2. Create a mural for your classroom.

Perhaps you could set the stage by telling your class “we can be like Olivia and have a picture of Eleanor in our classroom to remind us of who she was [a person who wanted to help people] and where she went [everywhere.]”

The mural of photos could either be placed on the classroom bathroom door or a special area of your classroom (perhaps the teacher's reading corner or a specific chalk board).

You could reinforce attention to Eleanor in a variety of ways.

For example, if one of the classroom rules is asking permission to use the bathroom have children say “I have to go see Eleanor.”

Each week add an additional picture on the door. Make this activity an important part of the Monday morning routine or have children draw pictures of Eleanor Roosevelt to put on the door.

You should use any pictures of ER who think appropriate for your classroom. You could even xerox pictures from books your school library may have about Eleanor Roosevelt.

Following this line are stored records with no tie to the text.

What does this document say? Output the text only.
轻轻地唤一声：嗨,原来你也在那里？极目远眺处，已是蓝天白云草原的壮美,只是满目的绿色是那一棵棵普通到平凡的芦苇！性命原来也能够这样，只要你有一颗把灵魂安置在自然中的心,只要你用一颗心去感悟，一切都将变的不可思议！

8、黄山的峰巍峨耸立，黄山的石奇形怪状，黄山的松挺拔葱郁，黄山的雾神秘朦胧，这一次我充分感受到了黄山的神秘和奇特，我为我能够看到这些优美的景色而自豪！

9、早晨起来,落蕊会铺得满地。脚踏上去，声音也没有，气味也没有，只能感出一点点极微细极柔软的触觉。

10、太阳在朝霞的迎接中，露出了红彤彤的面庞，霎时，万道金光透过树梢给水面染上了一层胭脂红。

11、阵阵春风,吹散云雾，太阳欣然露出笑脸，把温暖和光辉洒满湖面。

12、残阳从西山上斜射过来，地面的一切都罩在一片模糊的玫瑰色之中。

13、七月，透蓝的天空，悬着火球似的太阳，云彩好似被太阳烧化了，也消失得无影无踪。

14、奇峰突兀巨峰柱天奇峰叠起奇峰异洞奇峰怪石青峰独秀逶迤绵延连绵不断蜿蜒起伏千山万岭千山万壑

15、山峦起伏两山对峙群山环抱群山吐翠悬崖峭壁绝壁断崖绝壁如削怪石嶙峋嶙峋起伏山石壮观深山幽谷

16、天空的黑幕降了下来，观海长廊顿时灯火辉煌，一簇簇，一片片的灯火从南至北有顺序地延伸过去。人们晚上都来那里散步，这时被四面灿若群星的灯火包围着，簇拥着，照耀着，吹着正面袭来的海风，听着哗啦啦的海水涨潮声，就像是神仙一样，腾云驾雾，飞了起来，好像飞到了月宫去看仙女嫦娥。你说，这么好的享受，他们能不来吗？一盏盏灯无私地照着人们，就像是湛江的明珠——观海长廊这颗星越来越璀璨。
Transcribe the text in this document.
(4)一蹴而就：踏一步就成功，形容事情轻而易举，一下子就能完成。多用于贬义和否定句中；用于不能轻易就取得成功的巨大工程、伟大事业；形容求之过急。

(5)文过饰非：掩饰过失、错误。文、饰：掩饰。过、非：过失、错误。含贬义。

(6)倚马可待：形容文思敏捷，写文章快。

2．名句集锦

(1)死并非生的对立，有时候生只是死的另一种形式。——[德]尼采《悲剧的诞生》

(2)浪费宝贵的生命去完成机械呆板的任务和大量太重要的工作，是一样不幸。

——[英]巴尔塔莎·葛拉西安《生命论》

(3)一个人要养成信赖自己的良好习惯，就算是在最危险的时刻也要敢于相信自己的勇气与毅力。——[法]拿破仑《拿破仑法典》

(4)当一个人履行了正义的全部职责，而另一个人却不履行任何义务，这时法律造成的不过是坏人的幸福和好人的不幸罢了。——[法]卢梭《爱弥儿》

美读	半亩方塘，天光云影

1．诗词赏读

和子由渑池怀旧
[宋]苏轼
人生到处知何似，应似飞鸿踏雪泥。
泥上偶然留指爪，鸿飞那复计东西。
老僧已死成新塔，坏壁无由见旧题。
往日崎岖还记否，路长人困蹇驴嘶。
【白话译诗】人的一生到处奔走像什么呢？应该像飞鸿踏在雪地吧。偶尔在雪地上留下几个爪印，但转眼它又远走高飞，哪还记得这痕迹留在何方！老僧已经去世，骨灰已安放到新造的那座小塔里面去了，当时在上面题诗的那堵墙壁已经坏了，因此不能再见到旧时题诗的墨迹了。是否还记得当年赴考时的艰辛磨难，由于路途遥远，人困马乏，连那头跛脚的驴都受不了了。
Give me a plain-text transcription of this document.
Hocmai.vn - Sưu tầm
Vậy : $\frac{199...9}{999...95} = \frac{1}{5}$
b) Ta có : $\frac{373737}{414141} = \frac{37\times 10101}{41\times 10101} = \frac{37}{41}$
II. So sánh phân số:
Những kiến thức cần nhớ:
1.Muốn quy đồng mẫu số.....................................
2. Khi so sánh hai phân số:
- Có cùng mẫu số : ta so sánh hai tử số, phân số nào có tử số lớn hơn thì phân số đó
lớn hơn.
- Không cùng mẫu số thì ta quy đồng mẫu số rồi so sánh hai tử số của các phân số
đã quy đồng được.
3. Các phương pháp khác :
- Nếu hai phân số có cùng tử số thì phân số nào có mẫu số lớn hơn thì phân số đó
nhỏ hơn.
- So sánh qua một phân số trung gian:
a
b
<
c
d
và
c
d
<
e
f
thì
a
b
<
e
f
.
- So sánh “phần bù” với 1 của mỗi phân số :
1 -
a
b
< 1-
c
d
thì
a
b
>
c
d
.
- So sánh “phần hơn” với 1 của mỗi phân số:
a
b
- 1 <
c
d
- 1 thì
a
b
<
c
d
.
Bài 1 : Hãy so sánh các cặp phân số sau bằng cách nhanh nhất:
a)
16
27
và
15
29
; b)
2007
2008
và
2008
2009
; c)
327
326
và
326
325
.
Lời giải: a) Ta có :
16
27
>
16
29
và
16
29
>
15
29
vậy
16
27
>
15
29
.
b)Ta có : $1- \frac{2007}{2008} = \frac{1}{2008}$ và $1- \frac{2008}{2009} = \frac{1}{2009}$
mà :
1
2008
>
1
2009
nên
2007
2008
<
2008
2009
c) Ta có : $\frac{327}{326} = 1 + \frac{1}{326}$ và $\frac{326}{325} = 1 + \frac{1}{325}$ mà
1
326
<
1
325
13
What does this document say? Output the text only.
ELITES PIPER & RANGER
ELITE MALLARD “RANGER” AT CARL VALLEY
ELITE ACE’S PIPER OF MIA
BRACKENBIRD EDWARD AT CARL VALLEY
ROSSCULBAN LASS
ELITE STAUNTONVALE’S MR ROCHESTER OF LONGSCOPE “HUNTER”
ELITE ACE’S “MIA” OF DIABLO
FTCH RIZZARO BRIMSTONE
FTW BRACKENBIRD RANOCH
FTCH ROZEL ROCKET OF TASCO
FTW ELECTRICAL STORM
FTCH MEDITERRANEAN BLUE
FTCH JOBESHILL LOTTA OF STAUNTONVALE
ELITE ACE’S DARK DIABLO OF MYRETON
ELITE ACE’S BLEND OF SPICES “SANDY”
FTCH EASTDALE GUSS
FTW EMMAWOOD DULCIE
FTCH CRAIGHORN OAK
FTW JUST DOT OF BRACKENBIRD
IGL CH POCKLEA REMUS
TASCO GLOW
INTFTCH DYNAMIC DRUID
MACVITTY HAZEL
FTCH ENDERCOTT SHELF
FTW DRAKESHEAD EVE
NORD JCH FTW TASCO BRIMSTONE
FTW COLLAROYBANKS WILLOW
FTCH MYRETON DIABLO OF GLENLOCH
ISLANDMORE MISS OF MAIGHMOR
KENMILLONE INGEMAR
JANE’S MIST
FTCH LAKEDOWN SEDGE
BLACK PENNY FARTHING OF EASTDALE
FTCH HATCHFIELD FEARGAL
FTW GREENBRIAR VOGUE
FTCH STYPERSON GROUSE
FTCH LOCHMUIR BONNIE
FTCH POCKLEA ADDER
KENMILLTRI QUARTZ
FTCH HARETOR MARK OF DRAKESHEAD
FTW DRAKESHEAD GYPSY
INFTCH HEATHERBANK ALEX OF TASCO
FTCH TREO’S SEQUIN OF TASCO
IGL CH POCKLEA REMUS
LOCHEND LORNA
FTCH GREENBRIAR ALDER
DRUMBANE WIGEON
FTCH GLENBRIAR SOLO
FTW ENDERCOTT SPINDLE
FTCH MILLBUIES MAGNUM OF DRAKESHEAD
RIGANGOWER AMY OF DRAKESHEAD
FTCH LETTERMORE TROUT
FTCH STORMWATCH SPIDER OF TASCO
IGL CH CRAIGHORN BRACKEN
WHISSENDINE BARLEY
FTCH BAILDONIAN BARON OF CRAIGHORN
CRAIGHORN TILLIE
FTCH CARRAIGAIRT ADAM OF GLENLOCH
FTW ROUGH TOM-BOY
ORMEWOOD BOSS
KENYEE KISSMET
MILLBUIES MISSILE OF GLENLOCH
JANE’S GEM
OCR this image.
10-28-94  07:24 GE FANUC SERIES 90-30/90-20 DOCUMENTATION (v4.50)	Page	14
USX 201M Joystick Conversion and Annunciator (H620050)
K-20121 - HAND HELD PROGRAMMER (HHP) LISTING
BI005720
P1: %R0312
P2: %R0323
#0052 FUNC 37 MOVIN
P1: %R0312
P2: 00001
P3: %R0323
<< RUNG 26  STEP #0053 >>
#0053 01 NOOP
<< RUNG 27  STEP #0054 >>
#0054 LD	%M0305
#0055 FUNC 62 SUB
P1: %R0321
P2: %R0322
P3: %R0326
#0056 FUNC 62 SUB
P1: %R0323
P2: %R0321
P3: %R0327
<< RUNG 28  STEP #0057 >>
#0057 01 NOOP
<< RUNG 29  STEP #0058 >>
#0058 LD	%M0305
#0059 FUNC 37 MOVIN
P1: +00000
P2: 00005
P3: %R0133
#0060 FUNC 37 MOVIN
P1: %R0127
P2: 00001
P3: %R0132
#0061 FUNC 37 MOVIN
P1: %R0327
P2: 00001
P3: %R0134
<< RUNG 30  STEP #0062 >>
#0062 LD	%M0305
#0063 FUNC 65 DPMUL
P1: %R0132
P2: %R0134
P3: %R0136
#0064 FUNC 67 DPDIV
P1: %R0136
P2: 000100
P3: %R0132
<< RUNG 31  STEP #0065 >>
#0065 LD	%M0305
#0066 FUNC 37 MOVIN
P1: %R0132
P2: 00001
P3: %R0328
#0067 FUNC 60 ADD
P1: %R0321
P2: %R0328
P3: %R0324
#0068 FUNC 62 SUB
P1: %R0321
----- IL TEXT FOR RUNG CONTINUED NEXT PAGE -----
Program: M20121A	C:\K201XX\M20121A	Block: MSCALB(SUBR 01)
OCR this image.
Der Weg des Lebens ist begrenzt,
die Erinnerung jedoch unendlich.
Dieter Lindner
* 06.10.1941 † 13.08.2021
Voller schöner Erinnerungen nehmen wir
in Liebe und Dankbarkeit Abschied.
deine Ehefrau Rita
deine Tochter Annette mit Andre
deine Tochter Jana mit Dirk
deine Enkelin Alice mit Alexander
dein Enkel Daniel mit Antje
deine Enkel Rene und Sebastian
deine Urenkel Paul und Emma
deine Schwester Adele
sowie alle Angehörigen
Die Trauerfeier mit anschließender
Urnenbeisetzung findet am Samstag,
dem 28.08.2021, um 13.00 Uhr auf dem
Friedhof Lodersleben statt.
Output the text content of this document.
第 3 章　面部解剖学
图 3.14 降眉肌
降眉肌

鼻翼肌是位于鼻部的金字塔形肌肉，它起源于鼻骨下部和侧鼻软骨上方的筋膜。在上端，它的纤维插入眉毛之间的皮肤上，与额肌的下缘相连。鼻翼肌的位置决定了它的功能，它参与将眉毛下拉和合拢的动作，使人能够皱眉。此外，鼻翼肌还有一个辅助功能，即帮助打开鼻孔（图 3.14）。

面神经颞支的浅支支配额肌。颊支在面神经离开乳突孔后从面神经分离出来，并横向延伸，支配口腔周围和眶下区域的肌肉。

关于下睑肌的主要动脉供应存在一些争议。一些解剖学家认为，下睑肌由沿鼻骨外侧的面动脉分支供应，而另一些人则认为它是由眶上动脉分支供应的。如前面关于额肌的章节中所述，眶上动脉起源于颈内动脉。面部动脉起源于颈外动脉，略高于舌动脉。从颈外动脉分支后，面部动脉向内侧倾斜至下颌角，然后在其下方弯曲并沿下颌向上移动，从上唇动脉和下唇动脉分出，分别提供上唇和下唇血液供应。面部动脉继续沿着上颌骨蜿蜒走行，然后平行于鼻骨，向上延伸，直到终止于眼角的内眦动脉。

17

Or you may download the pictures included on this site.

The key is to use pictures of Eleanor Roosevelt doing something.

In each case the teacher could ask “Where is Eleanor Roosevelt?” “What is she doing?”

After the pictures are hung, the teacher could ask several questions:

“Tell me what we know about Eleanor Roosevelt.”

“If Eleanor Roosevelt were to visit us, what places in the school could we show her where she would want do some of the good things she does?”
[Lunchroom, our classroom, school library, school nurse’s clinic, school office, playground, school bus drop-off zone.]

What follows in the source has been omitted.